Chase seemed to take that in. “And his mother died when he was young?”
She nodded. “I don’t know anything about her. Kent didn’t like to talk about his family much, but that one time he invited me over to the ranch for dinner with him and his father, I saw a family photo on the fireplace mantel of Owen, Kent and his mom, all smiling in front of a duck pond. Kent noticed me looking at it, and I’ll never forget the look on his face as he picked it up and stared at it. A wistfulness came over his expression and he’d said, ‘I barely remember her.’ My heart just went right out to him.” She frowned and bit her lip. Maybe that was an act too. Saying and doing anything to get what he wanted.”
“I’m sorry, Hannah,” Chase said.
“Yeah, me too. But I did get this absolute gift out of the whole mess.” She leaned down in front of the stroller and ran a gentle caress over Danny’s fleece-capped head.
Chase nodded, his gaze on the baby for a long moment before turning to her. “What’s Owen like?”
“A very good person, completely broken still but trying. Between Kent betting against parts of the ranch and fudging the books, Owen ended up in big trouble with the bank, his own employees and other ranchers, who used to be his good friends. The McCord Ranch probably won’t ever come back from all Kent pulled.”
As they started to walk toward the park exit, Chase pulled his hat down low again.
“You don’t know anything about your father?” she asked. “Nothing?”
“I just know my mother was seventeen when I was born. Her parents were not the kindest people, and they tossed her out when the pregnancy she tried to hide became obvious.”
Hannah put a hand on his arm. “Your poor mother. How awful.” Hannah’s parents were gold—the kindest, warmest people—even though they too had gotten their share of dirty looks and “you had to know” from some folks in town, despite having been swindled too. Her family had thick skin and had rallied around Hannah. They’d gotten her through the worst of Kent’s betrayal. It hadn’t been an easy bunch of months, but when she’d delivered in the hospital, her family and Owen McCord had been so overjoyed that all the strife had stung a bit less.
They headed out of the park, Chase pulling his Stetson even farther down over his face. “My mother told me she got by lying about her age and waitressing and then went, all alone, to a sliding-scale clinic when it was time to give birth,” he said. “When I was little, I’d ask her about my dad and she’d clam up and say I’d have to make do with just a mom who loved me more than anything else in the world. She’d get all teary and I’d feel bad and stop asking questions. She was a great mom. Struggled, but always put me first.”

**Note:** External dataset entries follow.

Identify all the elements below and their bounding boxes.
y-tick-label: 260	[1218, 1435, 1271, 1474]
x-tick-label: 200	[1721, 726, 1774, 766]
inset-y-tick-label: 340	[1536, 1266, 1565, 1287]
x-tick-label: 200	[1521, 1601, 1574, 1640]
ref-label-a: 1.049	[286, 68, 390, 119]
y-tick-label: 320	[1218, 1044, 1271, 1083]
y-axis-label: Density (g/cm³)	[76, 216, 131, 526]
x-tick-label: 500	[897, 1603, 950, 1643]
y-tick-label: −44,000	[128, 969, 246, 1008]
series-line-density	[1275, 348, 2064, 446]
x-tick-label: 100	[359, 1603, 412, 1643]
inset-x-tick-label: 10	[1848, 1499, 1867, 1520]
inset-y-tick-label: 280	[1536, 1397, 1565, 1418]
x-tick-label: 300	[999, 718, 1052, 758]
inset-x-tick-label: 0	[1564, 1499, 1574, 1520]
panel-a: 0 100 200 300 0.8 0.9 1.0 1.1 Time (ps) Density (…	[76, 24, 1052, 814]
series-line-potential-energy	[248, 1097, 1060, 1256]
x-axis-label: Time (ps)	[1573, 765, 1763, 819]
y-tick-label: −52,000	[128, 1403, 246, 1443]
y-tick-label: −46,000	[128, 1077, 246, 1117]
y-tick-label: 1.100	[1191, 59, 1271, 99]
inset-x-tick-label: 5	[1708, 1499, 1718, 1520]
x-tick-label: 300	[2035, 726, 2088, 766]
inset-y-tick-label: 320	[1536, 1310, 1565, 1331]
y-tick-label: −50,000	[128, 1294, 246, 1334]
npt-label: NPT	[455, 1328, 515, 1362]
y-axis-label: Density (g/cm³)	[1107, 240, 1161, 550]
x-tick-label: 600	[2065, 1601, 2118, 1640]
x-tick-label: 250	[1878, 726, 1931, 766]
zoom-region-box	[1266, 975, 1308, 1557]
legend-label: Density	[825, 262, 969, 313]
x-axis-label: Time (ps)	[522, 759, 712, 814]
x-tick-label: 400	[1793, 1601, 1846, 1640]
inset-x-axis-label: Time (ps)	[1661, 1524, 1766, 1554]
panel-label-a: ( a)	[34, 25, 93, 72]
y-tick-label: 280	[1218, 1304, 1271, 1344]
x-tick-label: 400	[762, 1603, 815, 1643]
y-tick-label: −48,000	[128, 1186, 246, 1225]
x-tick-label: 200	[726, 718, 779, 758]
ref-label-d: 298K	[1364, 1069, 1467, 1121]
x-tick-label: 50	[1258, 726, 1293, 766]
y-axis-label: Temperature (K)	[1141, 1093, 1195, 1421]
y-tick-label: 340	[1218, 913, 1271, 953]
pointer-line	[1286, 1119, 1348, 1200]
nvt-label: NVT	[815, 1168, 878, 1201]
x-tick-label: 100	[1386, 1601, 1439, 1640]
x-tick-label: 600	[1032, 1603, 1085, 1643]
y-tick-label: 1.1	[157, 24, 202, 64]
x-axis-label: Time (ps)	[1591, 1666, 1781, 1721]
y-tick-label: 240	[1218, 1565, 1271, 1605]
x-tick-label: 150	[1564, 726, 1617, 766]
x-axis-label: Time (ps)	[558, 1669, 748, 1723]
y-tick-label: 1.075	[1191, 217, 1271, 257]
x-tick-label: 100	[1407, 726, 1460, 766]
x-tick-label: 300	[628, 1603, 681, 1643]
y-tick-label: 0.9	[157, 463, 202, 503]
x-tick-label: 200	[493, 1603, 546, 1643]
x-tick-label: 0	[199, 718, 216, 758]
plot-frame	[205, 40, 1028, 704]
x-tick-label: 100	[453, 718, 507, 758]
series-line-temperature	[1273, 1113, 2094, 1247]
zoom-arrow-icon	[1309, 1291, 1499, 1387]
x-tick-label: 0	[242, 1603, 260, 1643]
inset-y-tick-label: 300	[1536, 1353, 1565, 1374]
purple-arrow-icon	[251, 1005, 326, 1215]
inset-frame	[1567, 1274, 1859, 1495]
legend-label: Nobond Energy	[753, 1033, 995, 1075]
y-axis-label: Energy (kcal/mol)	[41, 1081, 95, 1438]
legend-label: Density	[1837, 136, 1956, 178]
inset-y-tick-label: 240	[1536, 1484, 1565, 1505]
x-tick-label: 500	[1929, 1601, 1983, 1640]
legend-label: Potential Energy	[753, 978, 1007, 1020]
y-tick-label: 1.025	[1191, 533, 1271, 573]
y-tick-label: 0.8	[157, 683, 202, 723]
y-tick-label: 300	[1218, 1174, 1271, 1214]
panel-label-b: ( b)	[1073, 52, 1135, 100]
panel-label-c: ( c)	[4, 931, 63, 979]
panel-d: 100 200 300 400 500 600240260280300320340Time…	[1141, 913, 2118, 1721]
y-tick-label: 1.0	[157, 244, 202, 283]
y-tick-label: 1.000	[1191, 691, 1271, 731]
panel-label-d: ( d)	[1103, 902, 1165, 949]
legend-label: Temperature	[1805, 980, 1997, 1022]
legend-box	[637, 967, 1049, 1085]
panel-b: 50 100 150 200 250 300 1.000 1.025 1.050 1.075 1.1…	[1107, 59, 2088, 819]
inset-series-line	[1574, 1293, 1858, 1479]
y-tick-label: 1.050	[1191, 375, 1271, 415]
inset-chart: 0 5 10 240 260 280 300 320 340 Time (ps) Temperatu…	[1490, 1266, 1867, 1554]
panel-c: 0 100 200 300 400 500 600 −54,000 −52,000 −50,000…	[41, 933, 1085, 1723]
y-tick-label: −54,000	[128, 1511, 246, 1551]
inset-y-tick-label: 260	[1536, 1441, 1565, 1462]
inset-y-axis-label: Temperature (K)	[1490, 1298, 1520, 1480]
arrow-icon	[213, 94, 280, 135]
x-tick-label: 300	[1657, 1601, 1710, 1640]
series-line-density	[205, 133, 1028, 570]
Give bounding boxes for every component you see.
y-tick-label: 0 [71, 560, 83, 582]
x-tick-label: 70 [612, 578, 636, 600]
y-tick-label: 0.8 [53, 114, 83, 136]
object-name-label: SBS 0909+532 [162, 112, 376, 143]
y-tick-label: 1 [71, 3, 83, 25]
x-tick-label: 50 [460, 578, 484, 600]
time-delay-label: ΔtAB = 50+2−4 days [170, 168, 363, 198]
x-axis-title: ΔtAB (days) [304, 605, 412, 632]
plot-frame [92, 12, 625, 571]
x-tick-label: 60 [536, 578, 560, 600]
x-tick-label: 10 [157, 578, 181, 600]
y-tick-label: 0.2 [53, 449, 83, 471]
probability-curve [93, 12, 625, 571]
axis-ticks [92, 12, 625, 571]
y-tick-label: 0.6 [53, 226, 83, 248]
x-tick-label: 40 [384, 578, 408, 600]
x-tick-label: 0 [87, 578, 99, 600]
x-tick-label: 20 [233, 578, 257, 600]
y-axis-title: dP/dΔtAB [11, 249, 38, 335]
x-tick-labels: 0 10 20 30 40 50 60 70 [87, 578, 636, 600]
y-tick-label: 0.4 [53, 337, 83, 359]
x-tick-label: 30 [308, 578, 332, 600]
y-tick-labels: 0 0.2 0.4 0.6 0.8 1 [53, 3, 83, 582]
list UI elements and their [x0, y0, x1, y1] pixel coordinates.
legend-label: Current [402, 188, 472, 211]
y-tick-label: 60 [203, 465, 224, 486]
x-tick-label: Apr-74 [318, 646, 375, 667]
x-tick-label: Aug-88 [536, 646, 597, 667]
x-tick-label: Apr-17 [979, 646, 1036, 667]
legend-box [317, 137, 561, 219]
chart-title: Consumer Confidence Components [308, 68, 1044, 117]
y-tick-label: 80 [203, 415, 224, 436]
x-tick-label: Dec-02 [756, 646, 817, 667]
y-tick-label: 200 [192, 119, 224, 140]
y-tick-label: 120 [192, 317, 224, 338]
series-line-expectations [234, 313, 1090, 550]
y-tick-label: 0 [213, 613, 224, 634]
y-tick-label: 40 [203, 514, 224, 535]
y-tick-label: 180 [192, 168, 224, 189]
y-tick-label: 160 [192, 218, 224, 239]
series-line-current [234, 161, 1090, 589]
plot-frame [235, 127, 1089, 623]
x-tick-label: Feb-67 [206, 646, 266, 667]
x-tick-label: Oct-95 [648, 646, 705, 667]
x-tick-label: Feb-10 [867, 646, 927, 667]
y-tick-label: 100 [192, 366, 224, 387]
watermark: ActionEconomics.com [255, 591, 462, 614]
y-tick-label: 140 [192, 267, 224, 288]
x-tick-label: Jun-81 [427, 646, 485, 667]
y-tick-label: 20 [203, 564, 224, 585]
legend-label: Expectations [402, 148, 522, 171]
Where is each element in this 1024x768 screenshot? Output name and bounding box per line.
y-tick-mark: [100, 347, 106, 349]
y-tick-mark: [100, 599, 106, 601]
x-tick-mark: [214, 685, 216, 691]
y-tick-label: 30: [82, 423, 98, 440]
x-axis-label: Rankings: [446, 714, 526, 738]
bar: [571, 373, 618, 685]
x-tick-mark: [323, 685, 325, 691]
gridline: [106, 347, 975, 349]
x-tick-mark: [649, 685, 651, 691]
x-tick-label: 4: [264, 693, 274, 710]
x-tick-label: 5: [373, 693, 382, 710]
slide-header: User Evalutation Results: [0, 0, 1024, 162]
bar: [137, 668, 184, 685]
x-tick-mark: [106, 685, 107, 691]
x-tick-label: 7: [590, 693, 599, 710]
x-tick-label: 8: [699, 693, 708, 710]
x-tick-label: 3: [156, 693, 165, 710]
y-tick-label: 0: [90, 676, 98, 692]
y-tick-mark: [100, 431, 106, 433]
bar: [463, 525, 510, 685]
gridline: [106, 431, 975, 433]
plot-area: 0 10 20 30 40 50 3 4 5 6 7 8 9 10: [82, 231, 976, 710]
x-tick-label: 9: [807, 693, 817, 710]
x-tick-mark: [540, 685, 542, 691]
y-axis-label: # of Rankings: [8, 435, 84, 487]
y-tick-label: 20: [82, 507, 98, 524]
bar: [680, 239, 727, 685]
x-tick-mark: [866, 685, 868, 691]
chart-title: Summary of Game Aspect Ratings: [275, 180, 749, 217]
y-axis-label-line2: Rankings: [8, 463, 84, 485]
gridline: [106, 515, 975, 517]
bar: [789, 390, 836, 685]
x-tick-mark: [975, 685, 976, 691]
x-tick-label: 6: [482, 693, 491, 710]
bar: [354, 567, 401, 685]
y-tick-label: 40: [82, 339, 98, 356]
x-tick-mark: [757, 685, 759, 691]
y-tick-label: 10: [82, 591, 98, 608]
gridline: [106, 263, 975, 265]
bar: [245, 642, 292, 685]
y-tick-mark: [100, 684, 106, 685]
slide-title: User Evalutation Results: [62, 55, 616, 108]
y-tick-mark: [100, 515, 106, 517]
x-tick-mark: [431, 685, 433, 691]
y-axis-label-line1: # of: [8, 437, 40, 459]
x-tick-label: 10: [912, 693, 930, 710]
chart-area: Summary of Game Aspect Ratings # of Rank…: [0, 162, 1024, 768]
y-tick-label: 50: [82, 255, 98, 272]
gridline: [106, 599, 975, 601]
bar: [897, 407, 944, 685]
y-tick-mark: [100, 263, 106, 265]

“Oh, Chase. I hope you get answers from Owen.”
“Me too,” he said.
He kept his head down as they approached his truck.
“The ranch is about five miles out from here. My car’s over there,” she added, pointing at the old but trustworthy little Honda a few spots up.
“I’ll help you load the stroller,” he said, walking over with her.
She appreciated the thoughtfulness. “Thanks.” She unlatched the five-point harness and lifted Danny out, then settled him in his car seat in the back.
Chase folded up the stroller and put in the trunk. “I’ll be right behind you,” he said with a slight tip of his hat. Then he went back over to this truck.
As she buckled her seat belt, she wondered if she should call Owen and prepare him for the Kent look-alike about to barrel into his life. Was Owen McCord Chase Dawson’s father? If he was, it was entirely possible that he had no idea he had another son.
One who looked just like Kent? And the same age?
Nothing about this situation made any sense.
Just what would Chase Dawson find out at the ranch?